To prove that the quadrilateral ABCD is cyclic given that the exterior angle formed by extending side CD is equal to the interior opposite angle, we can follow these steps: ### Step-by-Step Solution: 1. **Identify the Angles:** Let \( \angle DCE \) be the exterior angle formed by extending side \( CD \) to point \( E \). According to the problem, we have: \[ \angle DCE = \angle BAD \] Let \( \angle DCE = x \).
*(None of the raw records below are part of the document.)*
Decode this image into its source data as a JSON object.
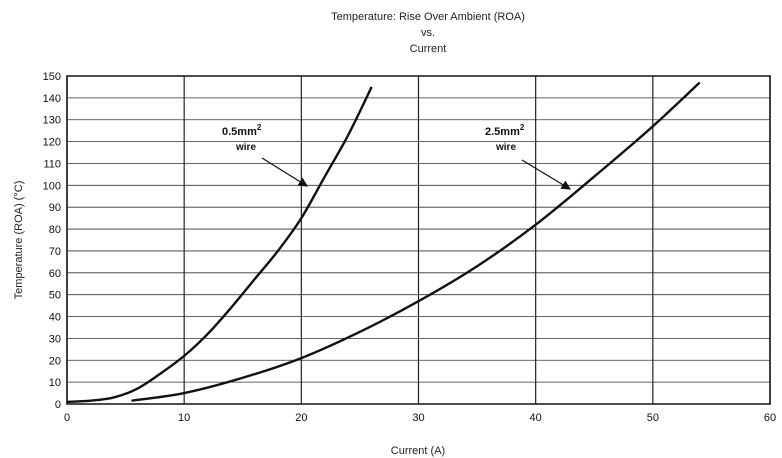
{
  "chart_data": {
    "type": "line",
    "title_lines": [
      "Temperature: Rise Over Ambient (ROA)",
      "vs.",
      "Current"
    ],
    "xlabel": "Current (A)",
    "ylabel": "Temperature (ROA) (°C)",
    "xlim": [
      0,
      60
    ],
    "ylim": [
      0,
      150
    ],
    "x_ticks": [
      0,
      10,
      20,
      30,
      40,
      50,
      60
    ],
    "y_ticks": [
      0,
      10,
      20,
      30,
      40,
      50,
      60,
      70,
      80,
      90,
      100,
      110,
      120,
      130,
      140,
      150
    ],
    "grid": true,
    "series": [
      {
        "name": "0.5mm² wire",
        "x": [
          0,
          2,
          4,
          6,
          8,
          10,
          12,
          14,
          16,
          18,
          20,
          22,
          24,
          26
        ],
        "y": [
          1,
          1.5,
          3,
          7,
          14,
          22,
          32,
          44,
          57,
          70,
          85,
          104,
          123,
          145
        ]
      },
      {
        "name": "2.5mm² wire",
        "x": [
          5.5,
          10,
          15,
          20,
          25,
          30,
          35,
          40,
          45,
          50,
          54
        ],
        "y": [
          1.5,
          5,
          12,
          21,
          33,
          47,
          63,
          82,
          104,
          127,
          147
        ]
      }
    ],
    "annotations": [
      {
        "line1": "0.5mm",
        "sup": "2",
        "line2": "wire"
      },
      {
        "line1": "2.5mm",
        "sup": "2",
        "line2": "wire"
      }
    ]
  }
}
Therefore, we can write: \[ \angle BAD = x \] 2. **Use the Linear Pair Property:** Since \( \angle BCD \) and \( \angle DCE \) form a linear pair, we know that: \[ \angle BCD + \angle DCE = 180^\circ \] Substituting \( \angle DCE = x \) into the equation gives us: \[ \angle BCD + x = 180^\circ \] Thus, we can express \( \angle BCD \) as: \[ \angle BCD = 180^\circ - x \] 3. **Sum of Opposite Angles:** Now, we have two angles of the quadrilateral: - \( \angle BAD = x \) - \( \angle BCD = 180^\circ - x \) To check if ABCD is cyclic, we need to prove that the sum of these two opposite angles equals \( 180^\circ \): \[ \angle BAD + \angle BCD = x + (180^\circ - x) \] Simplifying this gives: \[ \angle BAD + \angle BCD = 180^\circ \] 4. **Conclusion:** Since the sum of the opposite angles \( \angle BAD \) and \( \angle BCD \) is \( 180^\circ \), we can conclude that quadrilateral ABCD is cyclic. ### Final Statement: Therefore, we have proved that if the exterior angle of a quadrilateral formed by producing one of its sides is equal to the interior opposite angle, then the quadrilateral is cyclic. ---